Фельз приостановился, подняв свой карандаш:
— Митсуко? — спросил он. — Простите невежду, который не знает и трех слов по-японски. «Митсуко» — это ваше имя, маркиза?
Она ответила, как будто прося прощения:
— Да!.. Несколько странное имя, не правда ли?
— Не страннее всякого другого… Хорошенькое имя и, главное, — очень женственное… Митсуко — это звучит очень нежно.

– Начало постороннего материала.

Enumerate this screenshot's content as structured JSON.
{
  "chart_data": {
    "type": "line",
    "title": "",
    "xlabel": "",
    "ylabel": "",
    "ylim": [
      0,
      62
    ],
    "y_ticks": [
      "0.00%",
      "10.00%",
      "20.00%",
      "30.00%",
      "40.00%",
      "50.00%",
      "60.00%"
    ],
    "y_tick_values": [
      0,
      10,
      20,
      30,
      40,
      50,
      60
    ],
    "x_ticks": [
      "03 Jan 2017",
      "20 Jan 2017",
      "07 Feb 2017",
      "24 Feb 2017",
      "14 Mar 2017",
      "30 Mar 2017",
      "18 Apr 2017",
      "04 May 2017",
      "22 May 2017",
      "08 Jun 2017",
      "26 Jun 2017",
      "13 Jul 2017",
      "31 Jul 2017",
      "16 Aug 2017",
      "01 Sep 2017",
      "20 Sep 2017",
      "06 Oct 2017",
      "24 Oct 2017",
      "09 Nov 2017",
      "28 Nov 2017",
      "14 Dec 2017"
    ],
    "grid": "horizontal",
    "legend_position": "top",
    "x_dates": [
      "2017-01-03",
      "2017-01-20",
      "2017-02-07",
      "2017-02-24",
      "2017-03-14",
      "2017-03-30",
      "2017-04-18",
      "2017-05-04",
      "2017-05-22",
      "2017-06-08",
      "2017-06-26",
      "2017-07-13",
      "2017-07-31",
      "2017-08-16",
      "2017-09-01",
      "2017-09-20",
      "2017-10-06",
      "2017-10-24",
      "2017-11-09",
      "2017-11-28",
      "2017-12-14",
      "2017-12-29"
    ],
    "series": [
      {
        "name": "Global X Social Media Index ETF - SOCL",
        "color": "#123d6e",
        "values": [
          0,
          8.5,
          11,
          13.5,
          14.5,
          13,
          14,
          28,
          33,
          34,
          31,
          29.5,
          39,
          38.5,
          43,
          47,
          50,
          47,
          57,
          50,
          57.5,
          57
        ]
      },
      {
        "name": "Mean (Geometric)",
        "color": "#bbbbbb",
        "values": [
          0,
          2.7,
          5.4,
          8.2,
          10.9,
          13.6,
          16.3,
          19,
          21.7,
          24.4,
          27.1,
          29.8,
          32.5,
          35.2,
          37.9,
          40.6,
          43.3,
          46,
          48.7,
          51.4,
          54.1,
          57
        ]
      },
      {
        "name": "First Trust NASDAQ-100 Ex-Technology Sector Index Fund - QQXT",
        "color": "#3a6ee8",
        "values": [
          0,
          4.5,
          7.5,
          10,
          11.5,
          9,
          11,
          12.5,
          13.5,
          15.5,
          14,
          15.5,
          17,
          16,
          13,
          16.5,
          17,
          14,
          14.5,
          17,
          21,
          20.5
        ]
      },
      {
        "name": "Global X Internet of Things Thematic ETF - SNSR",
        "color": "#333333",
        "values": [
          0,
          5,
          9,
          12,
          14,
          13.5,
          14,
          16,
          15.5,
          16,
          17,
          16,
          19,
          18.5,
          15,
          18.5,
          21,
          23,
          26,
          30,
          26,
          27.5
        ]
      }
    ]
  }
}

Капитан Ферган согласился:
— Я совершенно с вами согласен, мсье Фельз. Митсуко… Митсу… Звук очень нежен, и значение тоже нежно… потому что «митсу» по-японски значит — «медовые соты».
Маркиз Иорисака поставил на поднос пустую чашку.
— Ну, да! — сказал он. — «Медовые соты», а если написать иными китайскими знаками, то «митсу» означает «тайна».
Жан-Франсуа Фельз поднял на него глаза. Маркиз Иорисака очень любезно улыбался, и, без всякого сомнения, под этой улыбкой не таилось ни малейшей задней мысли.
— Меня зовут Садао, — прибавил он, — а это ничего не значит.
Фельз подумал: «Садао… Но жена ни разу не назвала его так: не смеет обращаться к нему фамильярно и, несомненно, даже в интимном общении употребляет особенное обращение… Это, может быть, кое-что и значит».
Он не мог удержаться и небрежно заметил:
— «Садао»? Мне так и послышалось, когда маркиза называла вас…
Ответу предшествовал легкий смешок:
— О! Нет! Вы этого слышать не могли: хорошая японка никогда не называет своего мужа по имени… Она побоялась бы быть невежливой. Остатки старинных нравов… Мы ведь в прежнее время не были феминистами… В древней Японии до великих реформ 1868 года наши жены были почти рабынями. И их уста этого не забыли… Но только их уста.
Он опять засмеялся и очень галантно поцеловал жене руку. Но Фельз не мог не заметить некоторой неловкости этого жеста. Очевидно, маркиз Иорисака не каждый день целовал ручку Митсуко.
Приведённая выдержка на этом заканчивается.